La dialectique plan-marché revêt une importance décisive dans la perspective que nous traçons. Cette dialectique ne doit plus rester déréglée, comme elle l’est dans les économies modernes par des facteurs politiques et sociologiques plus ou moins dissimulés ; elle sera analysée en fonction d’un niveau de commande supérieur situé dans l’ensemble économique du développement.

Ici encore de nouvelles unités de mesure sont à créer pour déterminer celles des entreprises ou des branches d’industrie qui répondraient le mieux soit aux nécessités du plan, soit à celles du marché, soit à une combinaison des deux. René Passet propose de tenir compte de l’importance des « effets induits » en aval et en amont par les différentes branches industrielles pour décider si elles doivent être placées sous l’égide du plan ou sous celle du marché :

-  les branches à effets induits importants en aval et en amont relèvent du plan : c’est le cas des secteurs comme celui de la production d’énergie, de la production automobile (et des autoroutes), de la pétrochimie, des bâtiments sociaux... ;

-  les branches à effets induits mineurs relèvent du marché : objets de luxe, petits outillages mécaniques, artisanat, logement individuel, alimentation naturelle...

Ces derniers secteurs d’ailleurs ne seront nullement asservis aux critères classiques de la rentabilité à tout prix : ils seront au service de la « qualité de la vie » et leur valeur sur le marché sera celle du prix à payer pour mieux vivre. Ces secteurs ne paraissent pas non plus voués au dépérissement, comme dans la perspective orthodoxe du communisme soviétique : au contraire, ils peuvent représenter un volant de sécurité, d’autonomie régionale et locale pour les temps de crise où nous entrons. En ce sens, peut-être vaudrait-il mieux parler d’une économie parallèle (comme on parle d’une société ou d’une culture parallèles) que d’une économie de marché.

Des arbitrages s’imposeront à tous les niveaux : au niveau des choix entre équipements collectifs et équipements à usage individuel, entre consommateur et producteur ; ou encore entre les gains économiques à court terme et l’amélioration du cadre de vie, la préservation des ressources naturelles et le maintien des équilibres écologiques. L’exemple suivant nous fera mieux comprendre les types nouveaux d’arbitrage que requièrent le maintien et le développement de l’écosphère elle-même : le désir de rentabilisation croissante des productions agricole et animale aboutit en réalité par l’hybridation et la sélection des espèces, à un appauvrissement de la variété de la flore et de la faune, alors que nous comprenons par ailleurs que la stabilité de l’équilibre écologique est fonction de la diversité du système !

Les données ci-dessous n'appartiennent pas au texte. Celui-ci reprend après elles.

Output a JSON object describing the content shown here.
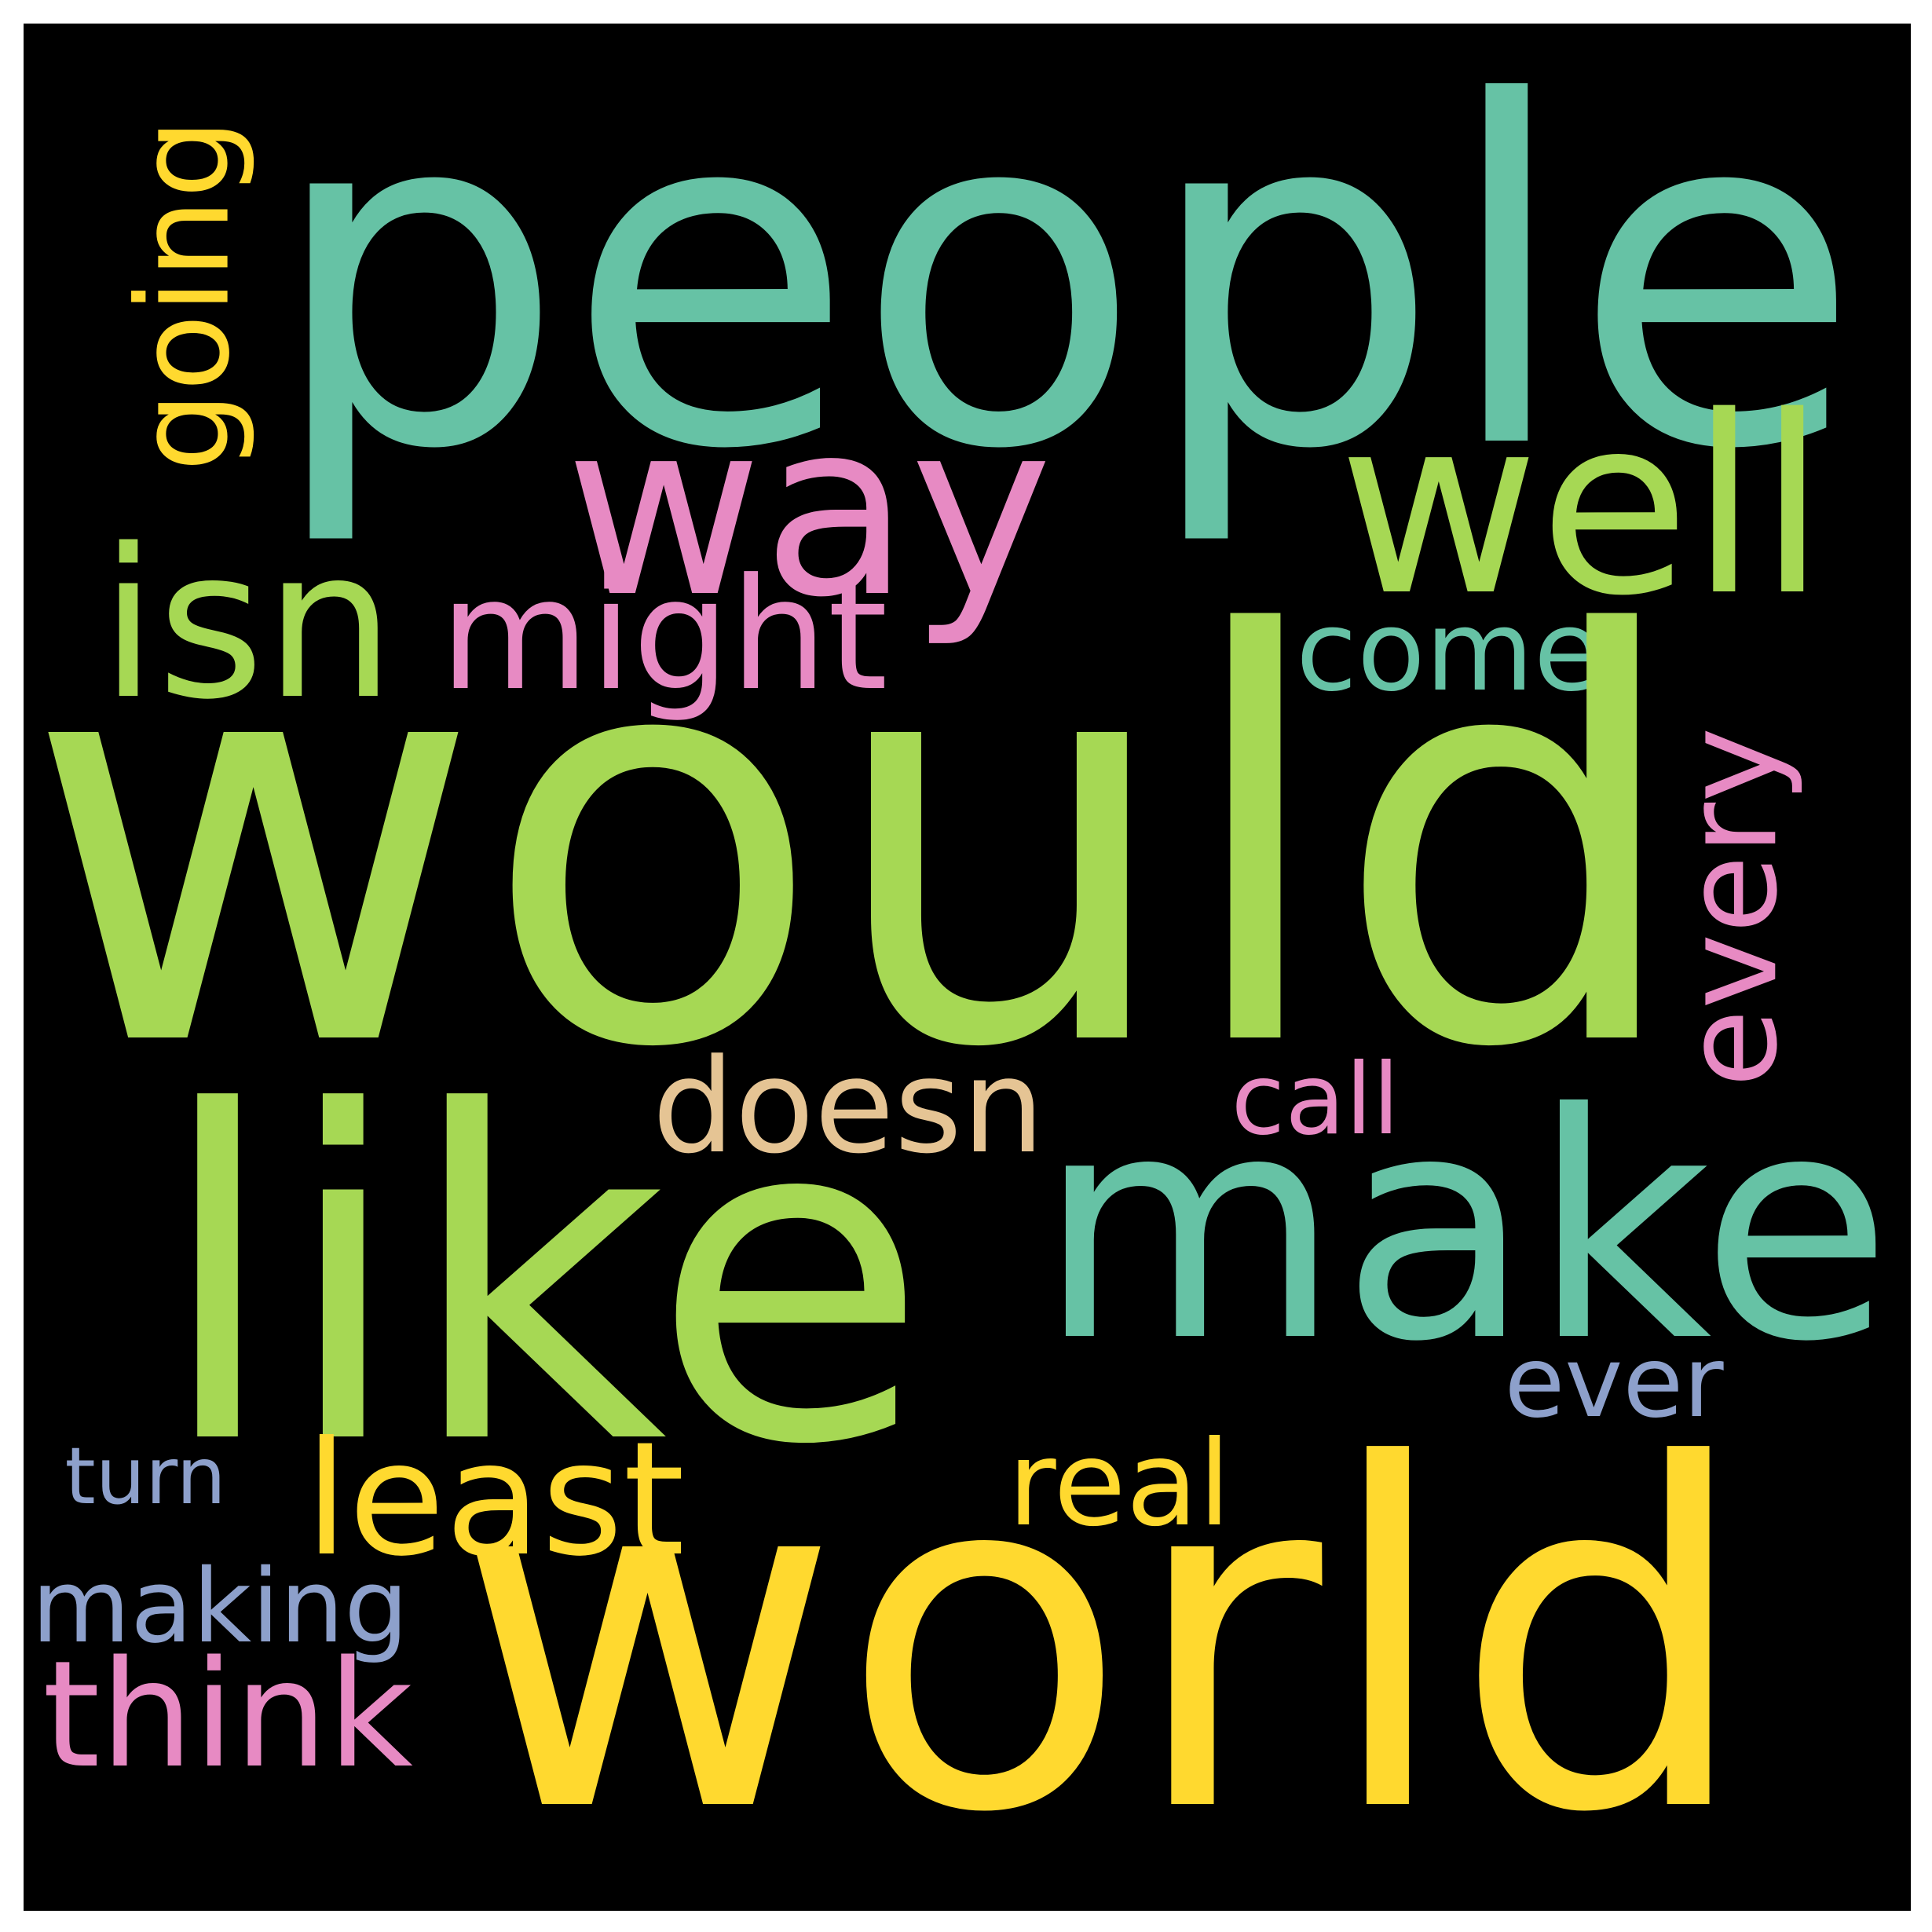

L’appropriation par la collectivité des moyens de production, premier point du programme marxiste, revient au centre de nombreuses discussions alors qu’il perd de son importance révolutionnaire. On l’a bien vu récemment au cours de la campagne présidentielle en France avec le débat sur les nationalisations. Les syndicats eux-mêmes dans les pays industrialisés de l’Ouest se dressent autant contre l’État-patron que contre le patronat privé. Les résultats de la collectivisation dans les pays de l’Est européen montrent qu’il ne suffit pas de réaliser l’appropriation sociale des moyens de production pour promouvoir un système économique équitable, efficace et souple.

Des distinctions sont à faire selon les diverses branches d’industries et les différentes entreprises ; des nationalisations s’avèrent indispensables, mais la nationalisation ne constitue pas une réponse économique passe-partout.

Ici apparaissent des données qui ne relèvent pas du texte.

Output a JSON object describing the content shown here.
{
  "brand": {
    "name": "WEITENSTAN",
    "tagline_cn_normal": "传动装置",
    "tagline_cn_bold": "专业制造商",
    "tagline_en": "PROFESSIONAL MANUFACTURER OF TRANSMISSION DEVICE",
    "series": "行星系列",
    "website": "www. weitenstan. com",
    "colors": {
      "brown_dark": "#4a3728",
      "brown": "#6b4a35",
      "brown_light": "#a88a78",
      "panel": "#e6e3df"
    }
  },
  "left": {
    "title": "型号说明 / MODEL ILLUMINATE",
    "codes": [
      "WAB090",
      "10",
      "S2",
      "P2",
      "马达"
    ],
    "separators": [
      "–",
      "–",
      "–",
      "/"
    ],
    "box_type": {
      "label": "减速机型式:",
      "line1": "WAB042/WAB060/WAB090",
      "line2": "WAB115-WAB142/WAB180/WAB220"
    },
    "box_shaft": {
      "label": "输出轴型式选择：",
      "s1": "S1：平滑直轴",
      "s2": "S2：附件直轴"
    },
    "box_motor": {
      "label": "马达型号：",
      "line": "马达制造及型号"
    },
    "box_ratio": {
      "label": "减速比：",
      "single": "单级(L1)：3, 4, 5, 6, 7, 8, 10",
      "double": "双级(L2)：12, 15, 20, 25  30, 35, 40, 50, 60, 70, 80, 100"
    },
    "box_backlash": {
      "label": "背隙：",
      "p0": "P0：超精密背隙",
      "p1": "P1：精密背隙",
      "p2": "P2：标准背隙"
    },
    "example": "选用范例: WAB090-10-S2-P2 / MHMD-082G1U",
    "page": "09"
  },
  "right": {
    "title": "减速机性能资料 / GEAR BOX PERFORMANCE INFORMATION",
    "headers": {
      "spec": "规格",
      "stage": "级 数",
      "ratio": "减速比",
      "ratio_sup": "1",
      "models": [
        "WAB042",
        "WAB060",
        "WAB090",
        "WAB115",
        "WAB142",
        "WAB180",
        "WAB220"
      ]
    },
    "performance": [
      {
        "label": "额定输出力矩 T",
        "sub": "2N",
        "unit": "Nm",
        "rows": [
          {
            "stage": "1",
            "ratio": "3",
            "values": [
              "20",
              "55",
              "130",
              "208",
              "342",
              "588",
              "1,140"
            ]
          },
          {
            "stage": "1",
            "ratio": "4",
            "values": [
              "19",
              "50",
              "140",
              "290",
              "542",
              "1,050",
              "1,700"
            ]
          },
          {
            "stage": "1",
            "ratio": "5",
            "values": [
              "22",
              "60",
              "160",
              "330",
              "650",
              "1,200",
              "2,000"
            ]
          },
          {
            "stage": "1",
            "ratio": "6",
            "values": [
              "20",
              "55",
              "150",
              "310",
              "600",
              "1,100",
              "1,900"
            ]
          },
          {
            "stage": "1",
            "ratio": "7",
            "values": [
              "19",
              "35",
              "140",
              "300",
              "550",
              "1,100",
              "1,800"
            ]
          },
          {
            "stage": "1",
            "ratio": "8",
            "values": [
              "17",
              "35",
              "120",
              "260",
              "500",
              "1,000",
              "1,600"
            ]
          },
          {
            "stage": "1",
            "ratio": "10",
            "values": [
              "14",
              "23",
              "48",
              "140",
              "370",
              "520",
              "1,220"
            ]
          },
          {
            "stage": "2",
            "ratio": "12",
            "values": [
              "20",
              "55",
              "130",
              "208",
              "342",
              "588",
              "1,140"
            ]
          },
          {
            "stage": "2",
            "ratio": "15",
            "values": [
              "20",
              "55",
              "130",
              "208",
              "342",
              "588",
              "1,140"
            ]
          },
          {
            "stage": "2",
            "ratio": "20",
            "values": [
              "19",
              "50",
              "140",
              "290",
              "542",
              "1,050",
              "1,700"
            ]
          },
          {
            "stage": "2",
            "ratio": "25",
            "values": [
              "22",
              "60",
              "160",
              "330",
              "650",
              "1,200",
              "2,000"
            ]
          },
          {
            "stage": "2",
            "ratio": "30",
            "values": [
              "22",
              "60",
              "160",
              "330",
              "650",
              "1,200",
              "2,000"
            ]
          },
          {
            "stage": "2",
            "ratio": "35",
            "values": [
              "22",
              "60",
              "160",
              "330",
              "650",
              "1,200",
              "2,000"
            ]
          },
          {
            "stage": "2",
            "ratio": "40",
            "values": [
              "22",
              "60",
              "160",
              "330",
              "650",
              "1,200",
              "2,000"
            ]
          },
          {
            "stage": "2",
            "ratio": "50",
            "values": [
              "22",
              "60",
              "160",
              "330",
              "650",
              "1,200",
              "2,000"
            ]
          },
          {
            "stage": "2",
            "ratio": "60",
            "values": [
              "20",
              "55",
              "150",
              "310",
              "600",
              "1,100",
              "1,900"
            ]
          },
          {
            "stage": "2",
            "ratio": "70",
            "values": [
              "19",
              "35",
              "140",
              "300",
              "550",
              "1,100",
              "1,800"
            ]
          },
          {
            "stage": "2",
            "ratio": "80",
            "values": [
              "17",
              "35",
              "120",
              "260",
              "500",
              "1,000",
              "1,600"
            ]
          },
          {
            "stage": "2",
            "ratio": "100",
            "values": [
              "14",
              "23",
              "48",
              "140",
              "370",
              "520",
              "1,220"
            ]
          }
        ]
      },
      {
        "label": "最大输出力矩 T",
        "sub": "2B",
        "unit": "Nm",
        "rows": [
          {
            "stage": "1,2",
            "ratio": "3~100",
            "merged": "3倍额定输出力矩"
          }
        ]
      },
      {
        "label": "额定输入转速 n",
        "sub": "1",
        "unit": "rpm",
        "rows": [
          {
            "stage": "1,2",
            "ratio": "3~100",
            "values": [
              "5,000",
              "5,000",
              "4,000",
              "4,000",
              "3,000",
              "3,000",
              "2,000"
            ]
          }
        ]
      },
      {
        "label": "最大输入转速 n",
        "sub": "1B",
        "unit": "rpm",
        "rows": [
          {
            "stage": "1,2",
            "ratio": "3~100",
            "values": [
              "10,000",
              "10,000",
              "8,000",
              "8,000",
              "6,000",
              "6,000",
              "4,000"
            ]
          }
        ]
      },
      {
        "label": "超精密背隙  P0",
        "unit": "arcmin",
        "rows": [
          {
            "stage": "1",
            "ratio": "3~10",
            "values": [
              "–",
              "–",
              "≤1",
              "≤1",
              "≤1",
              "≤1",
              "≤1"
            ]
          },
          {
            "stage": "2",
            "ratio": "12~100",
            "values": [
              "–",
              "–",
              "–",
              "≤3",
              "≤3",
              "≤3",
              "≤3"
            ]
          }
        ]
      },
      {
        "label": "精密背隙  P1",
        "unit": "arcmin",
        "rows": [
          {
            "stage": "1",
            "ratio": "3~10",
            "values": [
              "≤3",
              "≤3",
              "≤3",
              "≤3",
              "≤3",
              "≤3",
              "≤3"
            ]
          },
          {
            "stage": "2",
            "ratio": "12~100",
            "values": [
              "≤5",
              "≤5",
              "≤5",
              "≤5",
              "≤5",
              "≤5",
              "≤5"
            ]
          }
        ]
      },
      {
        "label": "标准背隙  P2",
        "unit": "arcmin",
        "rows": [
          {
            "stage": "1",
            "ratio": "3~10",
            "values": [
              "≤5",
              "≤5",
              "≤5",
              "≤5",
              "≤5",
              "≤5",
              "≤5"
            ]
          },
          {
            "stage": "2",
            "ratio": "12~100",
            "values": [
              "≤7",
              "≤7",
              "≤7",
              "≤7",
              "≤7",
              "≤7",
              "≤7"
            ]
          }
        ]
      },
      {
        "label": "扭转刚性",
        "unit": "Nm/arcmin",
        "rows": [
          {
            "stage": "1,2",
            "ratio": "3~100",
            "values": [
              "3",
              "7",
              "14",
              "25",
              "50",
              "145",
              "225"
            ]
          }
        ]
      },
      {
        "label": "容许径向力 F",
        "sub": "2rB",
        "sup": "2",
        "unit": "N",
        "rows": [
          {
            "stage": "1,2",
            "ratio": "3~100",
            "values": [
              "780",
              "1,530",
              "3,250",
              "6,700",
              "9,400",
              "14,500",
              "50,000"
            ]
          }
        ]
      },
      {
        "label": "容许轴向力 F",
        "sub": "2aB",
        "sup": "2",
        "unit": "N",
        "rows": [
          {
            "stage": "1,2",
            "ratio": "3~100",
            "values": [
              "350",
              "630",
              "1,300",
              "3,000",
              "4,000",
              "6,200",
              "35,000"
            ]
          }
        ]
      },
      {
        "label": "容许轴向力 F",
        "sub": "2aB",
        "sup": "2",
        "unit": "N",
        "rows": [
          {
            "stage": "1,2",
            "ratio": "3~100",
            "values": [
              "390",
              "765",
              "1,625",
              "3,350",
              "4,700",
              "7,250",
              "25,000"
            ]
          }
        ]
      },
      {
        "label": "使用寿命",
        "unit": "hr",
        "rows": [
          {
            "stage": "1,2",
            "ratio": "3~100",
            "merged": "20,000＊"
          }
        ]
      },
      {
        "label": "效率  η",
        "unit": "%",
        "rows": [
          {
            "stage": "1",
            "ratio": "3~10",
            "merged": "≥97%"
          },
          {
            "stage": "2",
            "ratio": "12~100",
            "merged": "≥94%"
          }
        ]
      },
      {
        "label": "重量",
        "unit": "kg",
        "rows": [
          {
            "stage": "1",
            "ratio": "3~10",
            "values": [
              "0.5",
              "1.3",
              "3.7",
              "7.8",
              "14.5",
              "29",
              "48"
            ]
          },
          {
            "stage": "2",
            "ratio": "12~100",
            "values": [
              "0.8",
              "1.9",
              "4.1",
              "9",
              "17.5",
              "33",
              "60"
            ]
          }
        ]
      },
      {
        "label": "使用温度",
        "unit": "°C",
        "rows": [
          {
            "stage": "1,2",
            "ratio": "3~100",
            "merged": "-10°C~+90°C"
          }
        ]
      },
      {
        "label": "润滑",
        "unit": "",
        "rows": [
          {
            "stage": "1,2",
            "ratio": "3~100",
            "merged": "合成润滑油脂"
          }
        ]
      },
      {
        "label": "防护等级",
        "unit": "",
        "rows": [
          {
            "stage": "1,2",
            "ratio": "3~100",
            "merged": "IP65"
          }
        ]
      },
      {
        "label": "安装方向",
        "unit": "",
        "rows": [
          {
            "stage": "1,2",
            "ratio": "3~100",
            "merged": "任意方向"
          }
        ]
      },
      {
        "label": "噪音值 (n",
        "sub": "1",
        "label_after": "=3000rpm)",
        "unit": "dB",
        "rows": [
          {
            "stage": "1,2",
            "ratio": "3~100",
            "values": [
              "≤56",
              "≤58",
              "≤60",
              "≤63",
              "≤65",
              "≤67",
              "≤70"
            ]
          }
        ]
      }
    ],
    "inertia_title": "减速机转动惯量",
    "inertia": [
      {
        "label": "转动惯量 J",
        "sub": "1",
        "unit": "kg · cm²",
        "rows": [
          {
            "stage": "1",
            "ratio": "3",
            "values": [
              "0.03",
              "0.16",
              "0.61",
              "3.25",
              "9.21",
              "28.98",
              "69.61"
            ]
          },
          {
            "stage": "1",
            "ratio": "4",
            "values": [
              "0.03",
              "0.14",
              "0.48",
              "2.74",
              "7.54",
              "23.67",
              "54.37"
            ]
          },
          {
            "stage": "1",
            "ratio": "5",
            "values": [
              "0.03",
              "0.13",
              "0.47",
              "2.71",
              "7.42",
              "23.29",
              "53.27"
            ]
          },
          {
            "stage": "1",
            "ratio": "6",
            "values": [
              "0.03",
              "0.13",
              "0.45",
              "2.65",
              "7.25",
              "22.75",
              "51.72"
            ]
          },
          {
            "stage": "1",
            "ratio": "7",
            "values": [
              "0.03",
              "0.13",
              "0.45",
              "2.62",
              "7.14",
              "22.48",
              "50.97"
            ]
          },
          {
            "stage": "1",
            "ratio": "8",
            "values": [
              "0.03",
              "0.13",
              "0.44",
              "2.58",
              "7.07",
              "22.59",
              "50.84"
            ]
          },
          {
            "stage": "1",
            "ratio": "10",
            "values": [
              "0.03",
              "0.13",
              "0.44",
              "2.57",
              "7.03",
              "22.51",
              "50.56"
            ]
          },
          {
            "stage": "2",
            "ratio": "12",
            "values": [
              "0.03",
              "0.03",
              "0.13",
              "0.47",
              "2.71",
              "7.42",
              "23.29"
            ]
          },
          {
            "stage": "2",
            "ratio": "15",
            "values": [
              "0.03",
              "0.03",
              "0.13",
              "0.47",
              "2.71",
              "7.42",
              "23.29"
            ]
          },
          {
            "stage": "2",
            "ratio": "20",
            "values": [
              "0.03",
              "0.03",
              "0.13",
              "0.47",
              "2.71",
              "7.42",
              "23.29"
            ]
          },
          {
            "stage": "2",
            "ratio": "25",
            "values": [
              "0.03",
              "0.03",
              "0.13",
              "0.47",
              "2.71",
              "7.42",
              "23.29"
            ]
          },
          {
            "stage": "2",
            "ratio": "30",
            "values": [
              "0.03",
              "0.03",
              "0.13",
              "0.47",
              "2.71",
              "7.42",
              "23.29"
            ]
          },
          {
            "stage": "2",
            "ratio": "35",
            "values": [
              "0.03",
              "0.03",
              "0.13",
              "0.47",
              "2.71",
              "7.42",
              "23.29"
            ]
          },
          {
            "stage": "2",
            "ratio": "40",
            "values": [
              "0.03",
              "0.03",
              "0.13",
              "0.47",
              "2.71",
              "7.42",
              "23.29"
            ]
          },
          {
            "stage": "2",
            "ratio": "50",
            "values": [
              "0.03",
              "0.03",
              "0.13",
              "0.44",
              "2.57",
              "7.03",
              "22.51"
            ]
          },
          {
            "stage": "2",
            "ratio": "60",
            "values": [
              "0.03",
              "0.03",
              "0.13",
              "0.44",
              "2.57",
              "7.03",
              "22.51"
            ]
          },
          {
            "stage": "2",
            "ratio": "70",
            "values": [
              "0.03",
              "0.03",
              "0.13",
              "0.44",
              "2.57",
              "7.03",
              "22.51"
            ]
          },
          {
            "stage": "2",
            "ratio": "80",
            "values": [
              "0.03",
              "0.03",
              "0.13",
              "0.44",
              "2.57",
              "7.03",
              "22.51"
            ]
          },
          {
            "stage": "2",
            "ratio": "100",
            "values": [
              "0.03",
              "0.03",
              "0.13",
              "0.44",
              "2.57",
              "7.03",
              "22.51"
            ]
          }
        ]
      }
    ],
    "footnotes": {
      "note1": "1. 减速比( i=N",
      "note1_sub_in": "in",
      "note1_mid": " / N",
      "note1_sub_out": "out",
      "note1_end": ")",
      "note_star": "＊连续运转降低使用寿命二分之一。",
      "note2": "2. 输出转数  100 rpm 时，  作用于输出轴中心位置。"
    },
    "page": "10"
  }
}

Il est également judicieux de proposer un système d’apport de capitaux pour financer l’innovation technologique. Ces « capitaux à risque », nécessaires pour assurer l’évolution technique de la créativité peuvent provenir des pouvoirs publics ou du privé ; ils ne confèrent pas de droit sur la direction de l’entreprise mais sont à rémunérer en fonction du risque couru.

2. Des entreprises à réformer. Dans les sociétés industrielles, l’entreprise a d’abord été utilisée par ses propriétaires comme un outil de maximalisation du profit : le propriétaire était tout à la fois l’apporteur des capitaux et de la technique et l’animateur de l’entreprise.

Depuis la Deuxième Guerre mondiale, les grandes firmes industrielles, souvent dénommées « les multinationales », poursuivaient l’objectif principal de la croissance à tout prix : les gestionnaires de ces entreprises, aidés par les cadres de la « technostructure » s’efforcent de tourner avec le capital le plus réduit possible et utilisent le profit pour la croissance tous azimuts de l’entreprise.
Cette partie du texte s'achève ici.